Once the packet is classified, the prioritizer can use any of the following parameters to put the packet into one of the eight output queues: 802.1p, type-of-service (ToS) field, traffic class, IP multicast group, layer 2/3 destination address, and VLAN source address. A precedent can be defined between these parameters.
A user may want to give an IP multicast a very high priority for something such as a videoconference setup. If a particular packet wasn't in this group, the prioritizer would look for the next precedence set, for example, the traffic class. Based on the packet's traffic class, the prioritizer also can change its ToS bits. This may be used in a function like DiffServ. To provide QoS, this function changes the ToS bits in the packet.
The CXE architecture also guarantees bandwidth. A user can, for example, guarantee a certain service-level agreement through a particular part of the network. Since the chip can pick out the types of traffic, it's able to distribute the bandwidth based on the traffic class from the classifier.
The CXE architecture uses an algorithm, developed in-house, that's based on fair queuing. It is shown as weighted fair-hashed bandwidth distribution (WFHBD) in Figure 1.
By using that distribution technique, a user can program the equivalent of a weighted round-robin method on the output. Using this method, for example, 10 high-priority packets may be sent to the output, maybe only eight from the next priority queue, and then just one from the lowest-priority queue. Still, that low-priority queue at least gets a turn. This is in sharp contrast to strict priority, where a high-priority packet always is sent first, and a low-priority packet may never be sent. The key here is the fair way in which the chip defines the flow groups within the traffic class.

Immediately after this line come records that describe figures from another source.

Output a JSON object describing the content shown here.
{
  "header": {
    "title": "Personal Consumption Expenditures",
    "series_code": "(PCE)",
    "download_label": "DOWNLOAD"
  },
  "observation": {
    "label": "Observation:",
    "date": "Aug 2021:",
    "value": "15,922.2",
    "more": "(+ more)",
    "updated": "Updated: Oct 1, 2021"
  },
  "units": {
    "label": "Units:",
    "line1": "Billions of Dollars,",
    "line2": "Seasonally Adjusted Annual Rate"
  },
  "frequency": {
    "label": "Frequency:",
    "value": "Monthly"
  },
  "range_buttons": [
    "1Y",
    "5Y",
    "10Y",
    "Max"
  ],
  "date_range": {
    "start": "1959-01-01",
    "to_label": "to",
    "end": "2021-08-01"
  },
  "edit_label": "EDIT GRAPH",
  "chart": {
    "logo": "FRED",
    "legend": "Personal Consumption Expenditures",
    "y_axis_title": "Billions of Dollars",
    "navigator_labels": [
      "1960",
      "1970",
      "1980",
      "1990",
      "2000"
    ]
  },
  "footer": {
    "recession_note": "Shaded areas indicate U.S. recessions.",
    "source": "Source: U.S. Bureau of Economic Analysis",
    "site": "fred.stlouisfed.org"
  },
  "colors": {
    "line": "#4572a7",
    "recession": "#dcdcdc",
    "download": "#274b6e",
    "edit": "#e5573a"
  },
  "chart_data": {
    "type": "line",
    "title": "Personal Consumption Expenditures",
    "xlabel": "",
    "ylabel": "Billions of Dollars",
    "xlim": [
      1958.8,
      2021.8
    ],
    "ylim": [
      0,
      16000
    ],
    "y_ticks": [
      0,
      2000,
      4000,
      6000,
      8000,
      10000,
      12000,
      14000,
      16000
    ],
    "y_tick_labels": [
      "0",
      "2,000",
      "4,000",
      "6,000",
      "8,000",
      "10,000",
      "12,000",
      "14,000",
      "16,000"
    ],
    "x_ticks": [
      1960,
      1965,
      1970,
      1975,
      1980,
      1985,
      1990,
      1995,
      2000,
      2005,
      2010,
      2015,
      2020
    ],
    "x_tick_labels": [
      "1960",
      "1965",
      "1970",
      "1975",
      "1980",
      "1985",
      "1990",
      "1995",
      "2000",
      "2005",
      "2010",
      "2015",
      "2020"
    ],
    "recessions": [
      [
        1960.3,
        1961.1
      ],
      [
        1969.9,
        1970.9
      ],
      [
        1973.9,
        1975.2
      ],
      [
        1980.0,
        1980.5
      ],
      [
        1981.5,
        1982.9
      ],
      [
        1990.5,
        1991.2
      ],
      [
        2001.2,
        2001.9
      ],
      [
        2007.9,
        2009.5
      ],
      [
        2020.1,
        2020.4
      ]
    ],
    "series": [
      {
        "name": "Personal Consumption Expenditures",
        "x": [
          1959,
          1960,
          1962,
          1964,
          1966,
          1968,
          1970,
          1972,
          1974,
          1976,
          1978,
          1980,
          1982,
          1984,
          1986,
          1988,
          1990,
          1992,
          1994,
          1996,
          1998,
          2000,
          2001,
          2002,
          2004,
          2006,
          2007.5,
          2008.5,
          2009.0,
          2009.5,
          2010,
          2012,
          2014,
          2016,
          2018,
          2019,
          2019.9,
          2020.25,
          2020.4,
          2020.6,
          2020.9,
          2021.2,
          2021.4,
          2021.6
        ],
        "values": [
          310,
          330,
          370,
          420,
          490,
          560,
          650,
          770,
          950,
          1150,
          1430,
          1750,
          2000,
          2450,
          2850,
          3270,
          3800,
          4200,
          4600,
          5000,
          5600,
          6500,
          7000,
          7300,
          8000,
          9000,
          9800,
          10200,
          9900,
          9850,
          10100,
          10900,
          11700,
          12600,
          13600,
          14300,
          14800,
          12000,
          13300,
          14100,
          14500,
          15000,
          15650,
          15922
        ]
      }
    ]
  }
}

Moving on to software support, it's the company's belief that software plays an important role for the CXE family. SwitchCore is concerned about time-to-market issues and feels this will be one of the advantages of an off-the-shelf device. Available low-level software drivers basically perform device-level operations, such as register accesses.
The software is modular and, according to the company, simple to operate. The drivers were actually developed for a Motorola PowerPC, but the hooks for the processor are separate files. Users can work with a different processor if they want.
The company plans to supply the software for PowerPCs and the pSOS real-time operating system. But it also thinks that it's relatively easy to perform, for example, a port to MIPS or VxWorks. The basic idea is that because the software is very modular, users can actually pick out the pieces they want. SwitchCore also supplies the source code for the low-level software drivers, so users can get in at that level if they want.
SwitchCore anticipates that the CXE-16 will primarily be used in enterprise applications. The chip could reside on one of the blades inside an enterprise switch. Otherwise, it could function as the backplane interconnect, joining a large number of these blades together.
It also might operate, for example, in a server farm. In that case, some kind of low-profile "pizza box" style enclosure would connect it a number of servers with Gigabit Ethernet cards. According to the company, this would probably be the first application of CXE-16s, or all-gigabit switches, going directly to servers.
PRICE AND AVAILABILITY
The CXE-16 and CXE-1000 are sampling this quarter, with production starting in the fourth quarter of this year. Both chips come in an 836-pin EBGA package. The CXE-16 is priced at $950 each and the CXE-1000 at $450 each in quantities of 1000. The CXE-5000 CAM is sampling in the third quarter of this year, with production slated for the fourth quarter. Pricing is $100 each in quantities of 1000.